Good people! some enthusiasts would despise,
But I sincerely pity you ! This mode
May make them gentle, elegant, nay, good,
(As Bramah makes his pens with a machine,)
But never great.-Lord, what is man, whom thou
Mad’st next unto the angels, thus instructed,
Thus qualified ? A Cockney—a mere grub!
O, I would teach their little hearts to quake,
And harrow up their energies of soul
Proportionate to their allied compeers,
And sphere of action! I would have them claim
Connexion with the worm, the bat, the mole,
The hedgehog's tottering brood, all helpless things,
To twang the chords of pity on the heart.

Then, as a shred of elemental life,
Point them the eyry o'er the dizzy cliff
With eaglets young to count their brotherhood;
Then would I tell them of the fallen fiends
That claim'd their fellowship. The path that led
Where they with angels might communicate,
Holding high intercourse with God himself
Through all of his creation.-But enough.
Thus was I rear'd, and glory in the rule;
And had I not, the scene I here describe
Had ne'er been witness'd, or reveal'd to you.

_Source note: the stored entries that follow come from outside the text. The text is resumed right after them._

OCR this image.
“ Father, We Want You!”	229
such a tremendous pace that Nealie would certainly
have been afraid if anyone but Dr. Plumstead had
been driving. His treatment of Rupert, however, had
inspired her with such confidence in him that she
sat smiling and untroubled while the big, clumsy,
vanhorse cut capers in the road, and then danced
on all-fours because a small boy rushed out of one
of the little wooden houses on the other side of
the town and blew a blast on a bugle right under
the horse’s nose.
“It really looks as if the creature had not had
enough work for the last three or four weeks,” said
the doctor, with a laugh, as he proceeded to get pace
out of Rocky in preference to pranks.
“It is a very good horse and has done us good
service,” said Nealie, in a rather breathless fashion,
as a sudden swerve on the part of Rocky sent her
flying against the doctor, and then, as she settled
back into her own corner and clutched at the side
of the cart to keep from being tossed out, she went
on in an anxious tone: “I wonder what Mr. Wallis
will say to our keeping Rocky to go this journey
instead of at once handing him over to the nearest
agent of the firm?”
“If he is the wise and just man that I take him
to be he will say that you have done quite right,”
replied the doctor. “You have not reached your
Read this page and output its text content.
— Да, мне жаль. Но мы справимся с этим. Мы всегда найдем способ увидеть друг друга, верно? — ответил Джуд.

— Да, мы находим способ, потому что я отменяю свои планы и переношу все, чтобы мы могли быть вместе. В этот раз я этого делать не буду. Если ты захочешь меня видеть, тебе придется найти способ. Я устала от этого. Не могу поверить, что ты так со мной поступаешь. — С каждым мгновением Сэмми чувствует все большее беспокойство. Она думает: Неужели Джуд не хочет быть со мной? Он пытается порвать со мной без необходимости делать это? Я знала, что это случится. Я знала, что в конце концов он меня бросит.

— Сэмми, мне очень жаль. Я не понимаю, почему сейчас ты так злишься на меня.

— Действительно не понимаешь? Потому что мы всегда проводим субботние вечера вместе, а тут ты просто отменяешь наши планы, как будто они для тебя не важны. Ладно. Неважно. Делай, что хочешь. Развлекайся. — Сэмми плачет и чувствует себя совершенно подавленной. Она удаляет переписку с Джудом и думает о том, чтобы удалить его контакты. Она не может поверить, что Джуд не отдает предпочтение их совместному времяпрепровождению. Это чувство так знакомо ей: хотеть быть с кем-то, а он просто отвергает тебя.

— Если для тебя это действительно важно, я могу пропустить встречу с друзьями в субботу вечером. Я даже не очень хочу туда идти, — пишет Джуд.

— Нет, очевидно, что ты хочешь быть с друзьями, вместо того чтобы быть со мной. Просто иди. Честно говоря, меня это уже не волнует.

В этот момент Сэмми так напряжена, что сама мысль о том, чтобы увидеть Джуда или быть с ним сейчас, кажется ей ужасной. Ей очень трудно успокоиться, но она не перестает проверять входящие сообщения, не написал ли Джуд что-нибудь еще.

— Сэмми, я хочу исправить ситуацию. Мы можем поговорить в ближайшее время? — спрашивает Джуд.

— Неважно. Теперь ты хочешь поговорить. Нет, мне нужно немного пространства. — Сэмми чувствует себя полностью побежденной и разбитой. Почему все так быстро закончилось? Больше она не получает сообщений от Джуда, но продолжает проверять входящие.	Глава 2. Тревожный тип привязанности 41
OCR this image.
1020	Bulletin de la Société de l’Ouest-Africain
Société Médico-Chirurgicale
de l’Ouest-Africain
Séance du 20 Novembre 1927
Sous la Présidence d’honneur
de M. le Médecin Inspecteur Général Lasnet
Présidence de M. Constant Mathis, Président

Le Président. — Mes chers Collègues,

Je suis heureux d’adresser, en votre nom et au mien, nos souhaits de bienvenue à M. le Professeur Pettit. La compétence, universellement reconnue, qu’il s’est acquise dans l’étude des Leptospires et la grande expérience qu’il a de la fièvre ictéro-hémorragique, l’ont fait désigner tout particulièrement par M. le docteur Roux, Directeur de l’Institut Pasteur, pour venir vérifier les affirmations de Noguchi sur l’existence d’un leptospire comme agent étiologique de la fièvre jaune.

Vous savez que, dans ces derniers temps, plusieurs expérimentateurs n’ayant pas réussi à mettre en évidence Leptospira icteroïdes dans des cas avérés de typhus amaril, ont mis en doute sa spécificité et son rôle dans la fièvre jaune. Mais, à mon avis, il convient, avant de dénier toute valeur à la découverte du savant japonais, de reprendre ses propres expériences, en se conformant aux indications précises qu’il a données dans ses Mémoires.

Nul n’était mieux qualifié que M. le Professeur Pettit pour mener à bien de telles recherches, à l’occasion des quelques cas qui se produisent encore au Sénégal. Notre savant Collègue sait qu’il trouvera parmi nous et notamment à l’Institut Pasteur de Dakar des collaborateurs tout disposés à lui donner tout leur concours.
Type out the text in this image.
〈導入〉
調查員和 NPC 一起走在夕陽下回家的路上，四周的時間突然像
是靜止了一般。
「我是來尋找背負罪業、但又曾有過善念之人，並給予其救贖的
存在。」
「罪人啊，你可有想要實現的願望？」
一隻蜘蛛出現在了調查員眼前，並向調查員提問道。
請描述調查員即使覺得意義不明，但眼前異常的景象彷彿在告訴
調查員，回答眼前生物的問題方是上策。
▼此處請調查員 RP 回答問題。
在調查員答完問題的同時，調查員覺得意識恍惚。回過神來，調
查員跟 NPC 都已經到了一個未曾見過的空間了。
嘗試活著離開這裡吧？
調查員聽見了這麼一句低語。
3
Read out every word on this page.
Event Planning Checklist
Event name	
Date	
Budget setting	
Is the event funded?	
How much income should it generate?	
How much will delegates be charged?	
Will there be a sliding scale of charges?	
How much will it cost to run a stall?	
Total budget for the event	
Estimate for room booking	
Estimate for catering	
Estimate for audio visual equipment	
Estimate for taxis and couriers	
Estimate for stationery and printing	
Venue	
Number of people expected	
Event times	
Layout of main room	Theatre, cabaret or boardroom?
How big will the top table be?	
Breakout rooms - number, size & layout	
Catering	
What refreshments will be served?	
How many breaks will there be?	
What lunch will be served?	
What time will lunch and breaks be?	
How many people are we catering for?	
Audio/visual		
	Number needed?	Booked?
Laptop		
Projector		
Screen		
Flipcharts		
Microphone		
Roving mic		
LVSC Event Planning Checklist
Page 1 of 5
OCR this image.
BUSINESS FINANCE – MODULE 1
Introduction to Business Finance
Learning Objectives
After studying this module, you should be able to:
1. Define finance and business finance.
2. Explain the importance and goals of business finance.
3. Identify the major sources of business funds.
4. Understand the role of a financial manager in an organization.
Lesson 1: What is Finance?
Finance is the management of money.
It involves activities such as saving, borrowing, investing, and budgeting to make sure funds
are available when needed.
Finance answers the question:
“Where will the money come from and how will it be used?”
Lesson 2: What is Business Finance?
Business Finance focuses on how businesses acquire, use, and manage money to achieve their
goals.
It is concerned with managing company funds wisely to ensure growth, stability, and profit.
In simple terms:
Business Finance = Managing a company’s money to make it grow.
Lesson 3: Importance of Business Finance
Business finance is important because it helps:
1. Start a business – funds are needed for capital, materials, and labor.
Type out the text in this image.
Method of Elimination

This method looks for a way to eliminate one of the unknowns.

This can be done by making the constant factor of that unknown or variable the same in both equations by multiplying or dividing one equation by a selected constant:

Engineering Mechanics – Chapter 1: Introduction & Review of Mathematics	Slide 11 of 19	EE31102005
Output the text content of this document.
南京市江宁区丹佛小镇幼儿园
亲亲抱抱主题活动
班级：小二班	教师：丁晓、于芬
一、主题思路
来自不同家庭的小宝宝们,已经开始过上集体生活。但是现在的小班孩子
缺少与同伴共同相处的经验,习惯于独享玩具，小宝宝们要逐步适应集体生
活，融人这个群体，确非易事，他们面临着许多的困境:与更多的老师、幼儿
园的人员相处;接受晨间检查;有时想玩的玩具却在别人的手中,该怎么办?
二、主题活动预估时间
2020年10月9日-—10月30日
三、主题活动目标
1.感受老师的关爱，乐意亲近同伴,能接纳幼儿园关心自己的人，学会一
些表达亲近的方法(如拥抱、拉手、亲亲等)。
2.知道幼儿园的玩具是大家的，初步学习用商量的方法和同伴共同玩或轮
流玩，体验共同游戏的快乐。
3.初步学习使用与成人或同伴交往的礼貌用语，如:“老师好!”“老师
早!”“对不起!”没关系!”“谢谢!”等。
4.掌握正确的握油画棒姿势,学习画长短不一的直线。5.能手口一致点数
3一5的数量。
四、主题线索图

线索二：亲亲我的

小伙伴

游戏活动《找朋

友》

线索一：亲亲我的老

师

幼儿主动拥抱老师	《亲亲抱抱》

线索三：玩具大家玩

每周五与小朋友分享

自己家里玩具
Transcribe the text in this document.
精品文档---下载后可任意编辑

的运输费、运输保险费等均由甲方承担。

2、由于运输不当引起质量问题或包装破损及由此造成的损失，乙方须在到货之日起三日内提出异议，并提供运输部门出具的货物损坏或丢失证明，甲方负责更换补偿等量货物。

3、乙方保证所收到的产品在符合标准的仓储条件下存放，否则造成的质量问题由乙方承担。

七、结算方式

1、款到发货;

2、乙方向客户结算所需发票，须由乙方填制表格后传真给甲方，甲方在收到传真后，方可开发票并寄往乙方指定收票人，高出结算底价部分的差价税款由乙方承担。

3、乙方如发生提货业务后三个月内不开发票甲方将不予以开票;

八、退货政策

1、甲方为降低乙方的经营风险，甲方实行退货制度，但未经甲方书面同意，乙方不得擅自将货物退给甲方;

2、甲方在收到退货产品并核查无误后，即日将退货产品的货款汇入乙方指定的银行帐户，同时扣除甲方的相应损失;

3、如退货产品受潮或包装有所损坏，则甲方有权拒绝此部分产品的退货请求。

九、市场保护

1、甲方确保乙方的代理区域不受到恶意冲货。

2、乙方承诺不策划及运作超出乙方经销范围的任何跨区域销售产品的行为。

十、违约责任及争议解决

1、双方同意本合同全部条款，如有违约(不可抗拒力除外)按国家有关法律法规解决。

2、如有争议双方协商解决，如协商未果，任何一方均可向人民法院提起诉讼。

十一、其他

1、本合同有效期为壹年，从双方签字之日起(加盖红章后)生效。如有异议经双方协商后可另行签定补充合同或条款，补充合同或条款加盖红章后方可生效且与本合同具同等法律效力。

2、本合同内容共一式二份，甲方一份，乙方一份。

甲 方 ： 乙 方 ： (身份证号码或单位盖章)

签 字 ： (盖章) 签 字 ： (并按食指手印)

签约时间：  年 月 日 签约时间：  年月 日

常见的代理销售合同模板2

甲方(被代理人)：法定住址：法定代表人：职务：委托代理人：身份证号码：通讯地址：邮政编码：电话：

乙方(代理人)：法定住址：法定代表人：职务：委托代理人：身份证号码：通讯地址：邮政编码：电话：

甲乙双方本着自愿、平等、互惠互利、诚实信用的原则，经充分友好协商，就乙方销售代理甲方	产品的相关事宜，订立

Some forty years agone, and haply more,
One memorable dark autumnal day
I lay upon a mountain, on the brink
Of that immoulded hideous precipice
That walls the western side of dark Loch Skene.
The wild was calm as death, and o'er it hung
A lurid eurtain of portentous hue,
Dreadful to look upon.

There was no mist,
Yet every mountain that uprear’d its head
Abrupt and sheer around that dreary scene,
Seem'd at a weary distance, hardly seen.
The tremulous bleat that casually was heard,
Startled the ear as something in the air,
It was so nigh, while yet the steep from whence
The voice proceeded seem'd so far away.

I look'd up to the heavens—all was dark,
A murky blue; with deathlike masses speck’d,
That crept athwart its face like shrouded ghosts,

Or demons crawling from the wrath behind.
I look'd down to the lake for some reprieve
Of dread, but there the scene was darker still,
And phantoms journey'd on a heaven below.
Nature seem'd in her travail-throes, about
Some elemental monster to produce,
That might set all her energies on flame,
And ruling principles at roaring war.

A poor secluded and bewilder'd boy,
Alone amid this dismal scene I kneel’d,
Leaning my brow against the crested rock
That frown'd far o'er my head, and gave myself
To my great Maker's charge in simple guise;
But O how fervent! I remember well?
Could I but feel such holy ardour now!

My heart was strengthen'd, and I felt myself
Above the terrors of the rolling storm,
The bursting thunder, or the sheeted flame;
An energy above the flocks, the ravens,
The foxes, and the eagle's haughty brood,
The only tenants of that land sublime.

But all at once my faithful dog began,
With short and fitful growl, to manifest
Strange terror. The old raven sped away,
And left her young. The eagle took the cloud,
And yell’d her terror at the gates of heaven.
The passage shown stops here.